Naar boven ↑

Rechtspraak

Werknemer (48 jaar) is op 1 augustus 1972 in dienst getreden van de rechtsvoorgangster van Nissan. Zijn laatste functie was magazijnmanager. Op 30 juli 2004 is de arbeidsovereenkomst met werknemer wegens bedrijfseconomische omstandigheden opgezegd tegen 1 november 2004. Werknemer heeft vervolgens een verklaring voor recht gevorderd dat sprake is van een kennelijk onredelijk ontslag. De kantonrechter heeft de verklaring voor recht toegewezen maar slechts 15% van de gevorderde vergoeding toegewezen. Tegen dit oordeel komt werknemer in hoger beroep op.
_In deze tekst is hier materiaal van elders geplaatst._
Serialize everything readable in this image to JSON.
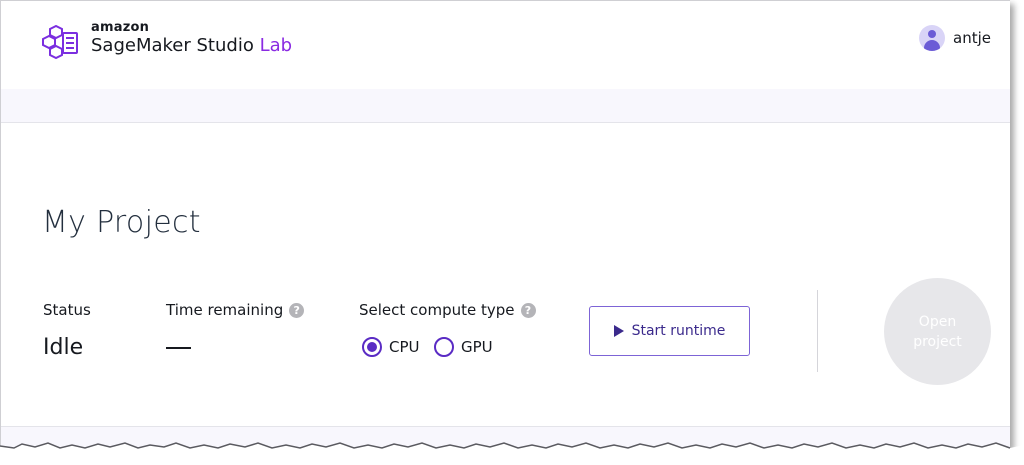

Het hof oordeelt als volgt. Volgens vaste rechtspraak van de Hoge Raad dient de rechter in een procedure als bedoeld in 7:681 BW, de argumenten die partijen in het geding aanvoeren zelfstandig te onderzoeken, ongeacht of deze reeds ter sprake zijn gebracht bij de CWI in het kader van het verkrijgen van een ontslagvergunning (o.a. HR 5 april 1991, NJ 1991, 422). Er is geen sprake van een toetsing van de beslissing van de CWI door de rechter, doch van een eigen zelfstandige beoordeling van de vraag of het ontslag kennelijk onredelijk is of niet. Daarbij hoort onder meer op grond van artikel 7: 681 lid 2 sub a BW een volle toetsing van de redenen die aan het ontslag ten gronde zijn gelegd. Hoewel de kantonrechter het ontslag reeds kennelijk onredelijk heeft geoordeeld, zal het hof niettemin hetgeen werknemer aanvoert omtrent een valse of voorgewende reden onderzoeken, omdat ook bij de vaststelling van de hoogte van de schade- vergoeding op grond van artikel 7:681 BW, die een vergoeding naar billijkheid is, met alle omstandigheden van het geval ten tijde van het ontslag op 1 november 2004 rekening dient te worden gehouden. Volgens het hof is geen sprake van een valse reden. Voor de beantwoording van de vraag in hoeverre de financiële situatie van Nissan van invloed is op de hoogte van de toe te kennen vergoeding, dient wel rekening gehouden te worden met het feit dat Nissan deel uitmaakt van een groep van bedrijven, waarvan de aandelen bij een holding zijn ondergebracht. Uit de geconsolideerde winst en verlies- rekening van de Beheermaatschappij Z. blijkt dat de Beheermaatschappij in 2002 een verlies heeft geleden van € 269.000 en in 2003 een bescheiden winst van € 13.000,-. Het hof zal hiermee rekening houden. Het hof is van oordeel dat van Nissan, nu zij tot de groep van de Beheermaatschappij Z. behoort, als goed werkgeefster verwacht mocht worden, alvorens werknemer voor ontslag voor te dragen, binnen haar concern te onderzoeken of werknemer, al dan niet tijdelijk, herplaatst kon worden bij een van de andere bedrijven van de groep. Niet gesteld of gebleken is dat Nissan op enig moment heeft onderzocht of er binnen de groep een mogelijkheid tot herplaatsing was. Het uitblijven van dat onderzoek oordeelt het hof niet getuigen van goed werkgeverschap. Er is derhalve sprake van een kennelijk onredelijke opzegging.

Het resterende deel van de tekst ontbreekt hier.